Visualization of the MOT problem

Our researched based goal in this project was to advance the performance of Multi-Object Tracking (MOT) algorithms. The MOT problem is often formulated as the detection and association of multiple objects of interest across frames of a video feed.


MOT finds application across a variety of real world problems. In autonomous robotics, tracking objects across multiple frames allows a system to predict higher level statistics of the object over time, enabling forecasting and planning based on the prior path. MOT is also frequently used in security, where tracking a particular identity over time in a crowded scene is difficult to do manually. In analytics, we may want to count the number of unique objects in a scene.

Tracking for self driving, used for trajectory forecasting

Generally speaking, MOT is important whenever we want to build a model of unique identities in a dynamic scene.
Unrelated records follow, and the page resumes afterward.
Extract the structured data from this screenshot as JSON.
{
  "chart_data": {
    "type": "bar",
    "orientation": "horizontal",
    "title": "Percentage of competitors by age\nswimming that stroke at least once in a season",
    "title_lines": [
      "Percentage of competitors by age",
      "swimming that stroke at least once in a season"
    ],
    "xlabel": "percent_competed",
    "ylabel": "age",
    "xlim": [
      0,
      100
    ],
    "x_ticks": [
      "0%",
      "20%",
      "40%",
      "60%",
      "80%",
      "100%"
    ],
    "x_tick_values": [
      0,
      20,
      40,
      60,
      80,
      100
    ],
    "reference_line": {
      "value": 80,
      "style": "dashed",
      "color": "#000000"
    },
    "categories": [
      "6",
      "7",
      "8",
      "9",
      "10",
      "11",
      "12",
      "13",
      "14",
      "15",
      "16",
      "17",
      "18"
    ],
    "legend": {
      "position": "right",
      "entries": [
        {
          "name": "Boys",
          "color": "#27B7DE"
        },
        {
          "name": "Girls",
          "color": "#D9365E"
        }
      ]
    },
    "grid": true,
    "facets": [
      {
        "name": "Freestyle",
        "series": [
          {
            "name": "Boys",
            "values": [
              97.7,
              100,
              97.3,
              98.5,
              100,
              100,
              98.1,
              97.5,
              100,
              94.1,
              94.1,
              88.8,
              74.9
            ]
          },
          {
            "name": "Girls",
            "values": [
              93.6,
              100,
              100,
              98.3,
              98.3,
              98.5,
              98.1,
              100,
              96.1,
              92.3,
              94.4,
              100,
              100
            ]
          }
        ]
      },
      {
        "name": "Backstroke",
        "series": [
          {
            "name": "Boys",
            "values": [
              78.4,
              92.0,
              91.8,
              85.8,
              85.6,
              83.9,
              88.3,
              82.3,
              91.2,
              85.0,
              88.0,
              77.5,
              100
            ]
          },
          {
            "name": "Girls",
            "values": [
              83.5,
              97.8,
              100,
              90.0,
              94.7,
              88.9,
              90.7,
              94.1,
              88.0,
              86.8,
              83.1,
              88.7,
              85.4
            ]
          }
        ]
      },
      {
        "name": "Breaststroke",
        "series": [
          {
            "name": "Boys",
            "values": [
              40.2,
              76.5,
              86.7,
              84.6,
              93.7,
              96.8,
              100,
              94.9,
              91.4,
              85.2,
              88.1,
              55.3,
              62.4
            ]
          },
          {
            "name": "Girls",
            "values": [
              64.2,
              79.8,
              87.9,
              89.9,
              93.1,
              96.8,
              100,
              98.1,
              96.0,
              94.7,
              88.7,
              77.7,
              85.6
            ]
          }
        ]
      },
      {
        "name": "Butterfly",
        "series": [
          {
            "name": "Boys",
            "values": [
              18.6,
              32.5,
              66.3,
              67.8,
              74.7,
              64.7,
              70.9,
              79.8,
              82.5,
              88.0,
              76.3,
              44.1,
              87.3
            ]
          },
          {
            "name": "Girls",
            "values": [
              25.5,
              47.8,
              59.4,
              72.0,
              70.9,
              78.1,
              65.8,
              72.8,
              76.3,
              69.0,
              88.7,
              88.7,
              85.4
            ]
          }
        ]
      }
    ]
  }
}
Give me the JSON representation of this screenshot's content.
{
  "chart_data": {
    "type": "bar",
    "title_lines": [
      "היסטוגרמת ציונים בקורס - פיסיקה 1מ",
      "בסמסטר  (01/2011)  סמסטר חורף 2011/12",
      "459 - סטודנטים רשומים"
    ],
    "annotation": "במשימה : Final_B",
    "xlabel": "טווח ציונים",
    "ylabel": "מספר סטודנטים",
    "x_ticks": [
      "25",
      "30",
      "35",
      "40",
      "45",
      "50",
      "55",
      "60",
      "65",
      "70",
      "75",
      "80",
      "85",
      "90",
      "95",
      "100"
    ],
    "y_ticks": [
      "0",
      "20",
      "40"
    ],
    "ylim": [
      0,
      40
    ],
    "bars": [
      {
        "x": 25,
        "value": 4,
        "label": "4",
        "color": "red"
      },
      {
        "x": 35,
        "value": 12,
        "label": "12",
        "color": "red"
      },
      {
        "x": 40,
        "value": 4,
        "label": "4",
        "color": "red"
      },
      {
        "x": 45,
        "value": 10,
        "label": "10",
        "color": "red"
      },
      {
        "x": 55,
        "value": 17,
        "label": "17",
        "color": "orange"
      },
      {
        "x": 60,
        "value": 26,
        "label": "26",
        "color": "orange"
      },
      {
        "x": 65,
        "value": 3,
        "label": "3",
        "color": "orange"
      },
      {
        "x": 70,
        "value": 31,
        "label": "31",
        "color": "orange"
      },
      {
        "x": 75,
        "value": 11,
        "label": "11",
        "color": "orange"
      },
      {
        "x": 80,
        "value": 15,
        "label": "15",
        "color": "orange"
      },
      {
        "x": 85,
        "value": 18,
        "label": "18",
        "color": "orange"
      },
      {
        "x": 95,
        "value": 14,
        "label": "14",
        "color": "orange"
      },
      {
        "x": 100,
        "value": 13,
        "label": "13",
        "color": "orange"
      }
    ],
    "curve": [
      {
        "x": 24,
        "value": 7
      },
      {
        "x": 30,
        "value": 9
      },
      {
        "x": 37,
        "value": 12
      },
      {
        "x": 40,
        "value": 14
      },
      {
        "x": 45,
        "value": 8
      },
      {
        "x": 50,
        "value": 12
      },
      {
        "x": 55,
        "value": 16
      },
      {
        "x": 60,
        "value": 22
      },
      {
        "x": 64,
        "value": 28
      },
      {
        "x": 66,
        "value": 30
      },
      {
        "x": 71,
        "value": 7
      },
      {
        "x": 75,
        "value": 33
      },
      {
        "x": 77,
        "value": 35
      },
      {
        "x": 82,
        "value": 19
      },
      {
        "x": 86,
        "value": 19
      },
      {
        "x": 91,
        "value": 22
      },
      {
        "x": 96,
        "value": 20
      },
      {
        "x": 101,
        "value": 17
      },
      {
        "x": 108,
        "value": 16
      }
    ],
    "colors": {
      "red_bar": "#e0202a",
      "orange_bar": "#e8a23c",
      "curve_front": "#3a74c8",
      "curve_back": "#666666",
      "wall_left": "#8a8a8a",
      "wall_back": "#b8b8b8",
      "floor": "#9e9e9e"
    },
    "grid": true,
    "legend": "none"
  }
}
MOT methods that jointly learn detection and association are supervised, requiring training on track annotations. Labeling both bounding boxes and their associated identities is an incredibly challenging and time consuming procedure, with most tracking benchmarks having only several short (<30 second) video clips. As a result, our aim in this project was to study MOT as an exclusively unsupervised problem where tracking labels are assumed to not be available – i.e. we follow the paradigm of tracking by detection. We first train a detector on unassociated scenes labeled by only bounding boxes, then use hand-crafted heuristics to association these bounding boxes across time.

DeepSORT being applied for pedestrian tracking

Problem Statement

Our aim in this project is to improve existing MOT algorithms by surpassing their performance on common benchmarks. We additionally ensure our algorithm is unsupervised (doesn’t use tracking ground truth) by following the tracking by detection paradigm and our algorithm is online (predicts each frame given only information of previous frames).